The Phillies had just won the World Series and in the shadow of the stadium in October 1980, the SS Poet had slipped away, cleared the Capes of the Delaware and sailed out into the Gulf Stream where it simply disappeared, along with 34 officer and crew, including Lottie’s beloved son.
I had filed a few short stories on the missing ship and then, after consulting search experts, filed a longer story stating that in all probability the ship and those on her were lost.
“Look, these are just the hard facts,” I told Lotte over the phone. “I’m the messenger here of bad tidings, and I am sorry for your loss, but if no one else has made it clear to you, I guess the story does. The ship is almost certainly gone, m’am.”
She implored me to continue covering the story and pressure the Coast Guard to continue searching for the ship. It was a fair enough request to simply quote her and the group of parents, husbands and siblings who were behind the request. At their invitation, I slipped into a Coast Guard briefing on Governor’s Island in New York, and reported the heartfelt grief of the families. I was not in a position to shut down all hope. Who was?

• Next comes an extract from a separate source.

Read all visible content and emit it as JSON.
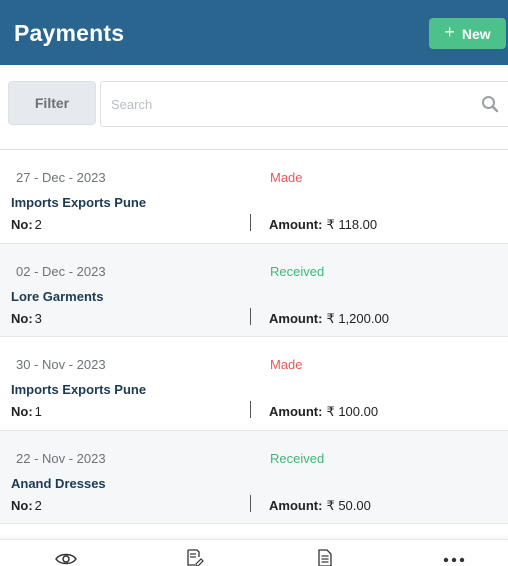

Perhaps if this were a lost passenger ship or a lost airliner, I would have pursued the search for months and months, as the current news media is now. Eyeballs do not attach themselves to merchant ship losses. If they did, CNN would be busy. A big ship goes down at sea on average once a month, with little fanfare other than the sobs of Filipino wives, Senegalese mothers, Haitian sisters and the relatives of other third world crew members. Even American deaths could not hold the headlines long.

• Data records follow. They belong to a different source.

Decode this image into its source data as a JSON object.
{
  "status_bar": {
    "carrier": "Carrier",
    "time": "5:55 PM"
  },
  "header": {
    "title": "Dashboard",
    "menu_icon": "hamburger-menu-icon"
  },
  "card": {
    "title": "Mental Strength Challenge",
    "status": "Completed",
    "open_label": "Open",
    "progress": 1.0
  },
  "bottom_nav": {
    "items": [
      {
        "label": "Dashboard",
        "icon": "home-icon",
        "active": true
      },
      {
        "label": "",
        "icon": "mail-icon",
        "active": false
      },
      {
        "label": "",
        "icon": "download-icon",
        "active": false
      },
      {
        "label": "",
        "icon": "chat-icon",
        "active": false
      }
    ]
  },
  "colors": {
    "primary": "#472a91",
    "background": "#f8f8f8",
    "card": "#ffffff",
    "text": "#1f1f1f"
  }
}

For Lotte and me this may have been a blessing. Make no mistake. The survivors did not fare that well. A friend wrote a book about the SS Poet and of particular pain was the inability of the survivors to come to term with the deaths of those never found — and no certain cause of death. At the extreme, there was no certainty of death.

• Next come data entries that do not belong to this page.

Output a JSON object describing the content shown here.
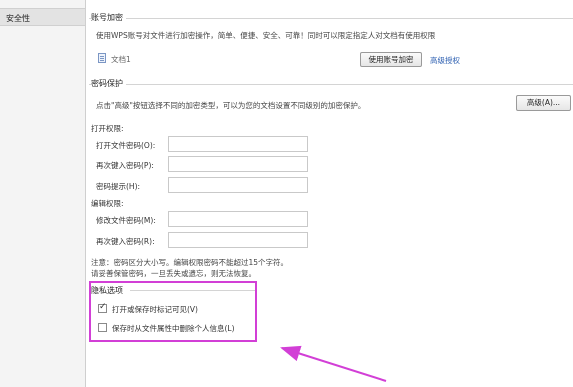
{
  "sidebar": {
    "items": [
      {
        "label": "安全性"
      }
    ]
  },
  "account_encryption": {
    "title": "账号加密",
    "description": "使用WPS账号对文件进行加密操作，简单、便捷、安全、可靠！同时可以限定指定人对文档有使用权限",
    "file_name": "文档1",
    "encrypt_button": "使用账号加密",
    "advanced_link": "高级授权"
  },
  "password_protection": {
    "title": "密码保护",
    "description": "点击\"高级\"按钮选择不同的加密类型，可以为您的文档设置不同级别的加密保护。",
    "advanced_button": "高级(A)...",
    "open_permission": {
      "title": "打开权限:",
      "fields": [
        {
          "label": "打开文件密码(O):",
          "value": ""
        },
        {
          "label": "再次键入密码(P):",
          "value": ""
        },
        {
          "label": "密码提示(H):",
          "value": ""
        }
      ]
    },
    "edit_permission": {
      "title": "编辑权限:",
      "fields": [
        {
          "label": "修改文件密码(M):",
          "value": ""
        },
        {
          "label": "再次键入密码(R):",
          "value": ""
        }
      ]
    },
    "note_line1": "注意：密码区分大小写。编辑权限密码不能超过15个字符。",
    "note_line2": "请妥善保管密码，一旦丢失或遗忘，则无法恢复。"
  },
  "privacy": {
    "title": "隐私选项",
    "options": [
      {
        "label": "打开或保存时标记可见(V)",
        "checked": true
      },
      {
        "label": "保存时从文件属性中删除个人信息(L)",
        "checked": false
      }
    ]
  },
  "colors": {
    "highlight": "#d23fd6",
    "link": "#2a5db0"
  }
}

But at least they did not twist in the wind at every CNN report, every “ping” and every political and expert comment.
Every year on the anniversary, they would take the Cape May-Lewes Ferry round trip and at the mouth of the Delaware Bay at the rough point where last contact was made with the Poet, drop flowers and a wreath.
And the rest of the years, Lotte and a dedicated corps of Poet relatives turned their attention to reforming the maritime safety industry. As did I. The SS Poet hearing was a laugh and a coverup of an American system that sent old unsafe ships like the Poet out to sea. Three years later “the Poet mothers” (as I came to call them) attended the hearing of the wreck of the SS Marine Electric and heard the late Captain Robert M. Cusick take the witness stand and blow the lid off that bad system. Five years later, the entire system would implode thanks to those who maintained hope for the system and the pragmatic patience to force that system to work.
Some still spin stories of the Poet’s fate, some in good faith, others from boredom or delusion. Drug dealers hijacked it. Or Reagan shipped arms to Iran in an “October Surprise Scenario” and Lottie’s son and the crew are still alive in a secret compound in Iran. I’ve thumped those melons; none seemed ripe. Or real.
But you can peddle hope and mystery for a long time if you don’t thump very hard.
I wonder some whether I would have jumped onto the “hope” story if there had been more popular demand for stories about missing mariners. There is a natural appeal to those. The child in the well. The miners in the shaft. They are legitimate stories.
To a point. But at what point are they not?
There are no doubt survivors who bless CNN for its continued coverage and keeping the heat on officials. There are for sure those who are suffering by the moment as the coverage continues. Hope grasps at all that floats by.
At what point does the continued reporting turn salacious? At what point is “hope” turned into a sick trick for sweeps week?
Those aren’t original thoughts. As a newsman, I know they are not as easy to answer as I might think. But as one who has gone through this several times in my career, I know there is an overall commandment: report hope and report truth.
I know that I was wrong all those years ago to suggest there was no hope for the relatives of the Poet crew. But I know too that when hope becomes the dominant element in your reporting, you are no longer a reporter. Or friend.